SIDEBAR: Are Biometrics Convenient, or Just Secure?
Biometrics are an interesting case. Around in the market for as long as smart cards, they have yet to find widespread acceptance — most often being used as an extra security measure (and step). But that is starting to change with the newest generation of the technology.
Customers concerned about security are starting to look into biometrics more seriously as more mature and convenient formats hit the market, AVS Technology’s Joe Riotto says. “Rightly or wrongly there was always this fear regarding, for example, iris scans. I have heard it a billion times, ‘I am not putting my eye by that.’ But now the new readers are a lot more advanced; you just have to glance in that direction for it to identify you. Suddenly we have end users saying, ‘I want better security and I have heard the card isn’t that secure. What about biometrics?’”
Matt Vellek, Security Equipment Inc., is finding that the past issues with the convenience of biometrics are starting to go away. “There has been a lot of unrest in that technology, a lot of consolidation in the marketplace. We have customers that like the biometrics but they aren’t happy with the throughput. They are starting to look at other types like retinal. A lot of corporate clients need to get people through in a hurry.”
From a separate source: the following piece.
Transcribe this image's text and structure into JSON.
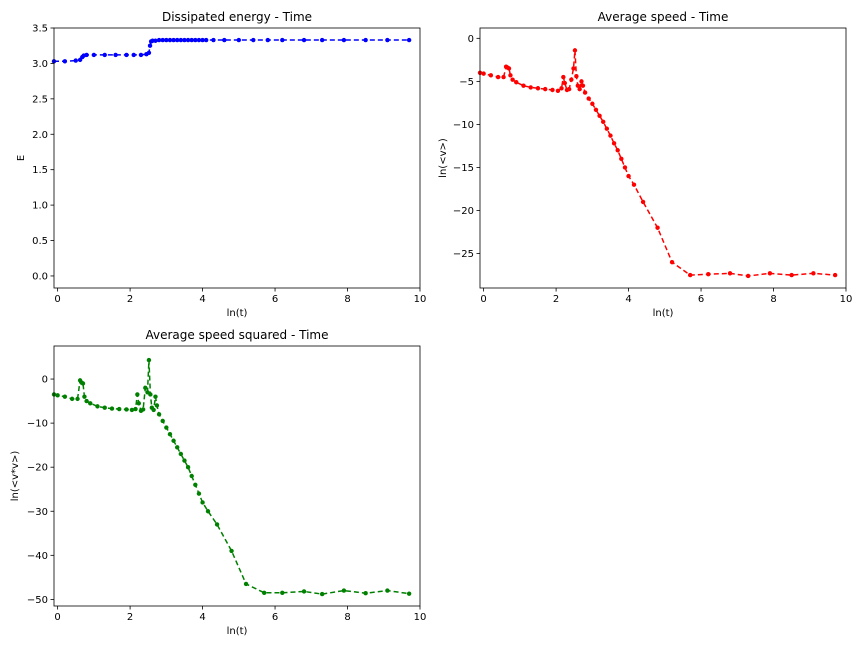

Lack of convenience, a glut of choices, turnover in the marketplace, and sometimes having to keep separate databases from the cards all have conspired to keep biometrics a niche market to date. But Netech’s Rick Zimmerman points out we have only to look at the time and attendance space to see what’s possible.
“For some reason they have figured out how to manage that technology better than security. What is changing in the credential space now is that it is becoming more about identity management than credential management. That is where I think biometrics might get some new life to it. Cards can be compromised or spoofed.”
SIDEBAR: Leading Edge Versus Bleeding Edge
SDM asked integrators which of the newer credential technologies they consider leading edge and which are bleeding edge:
“Some biometrics I would consider bleeding edge. I would consider Bluetooth leading edge. NFC has been around for a while but not performed as the market expected. I would consider that more bleeding edge.” — Josh Cummings, VTI Security
“I would say biometrics is leading edge.”
— Joseph Riotto, AVS Technology
“Mobile apps and high-speed biometrics are leading edge.”
— Keith Kranz, Low Voltage Contractors
“Leading edge I would say smart cards, just from the numbers we sell today. NFC and Bluetooth are bleeding edge.”
— Shaun Castillo, Preferred Technologies Inc.
“Bluetooth isn’t quite bleeding edge, but the uses cases and logistics for deploying it are. Biometrics has been bleeding edge since its inception.” — Rick Zimmerman, Netech Corp.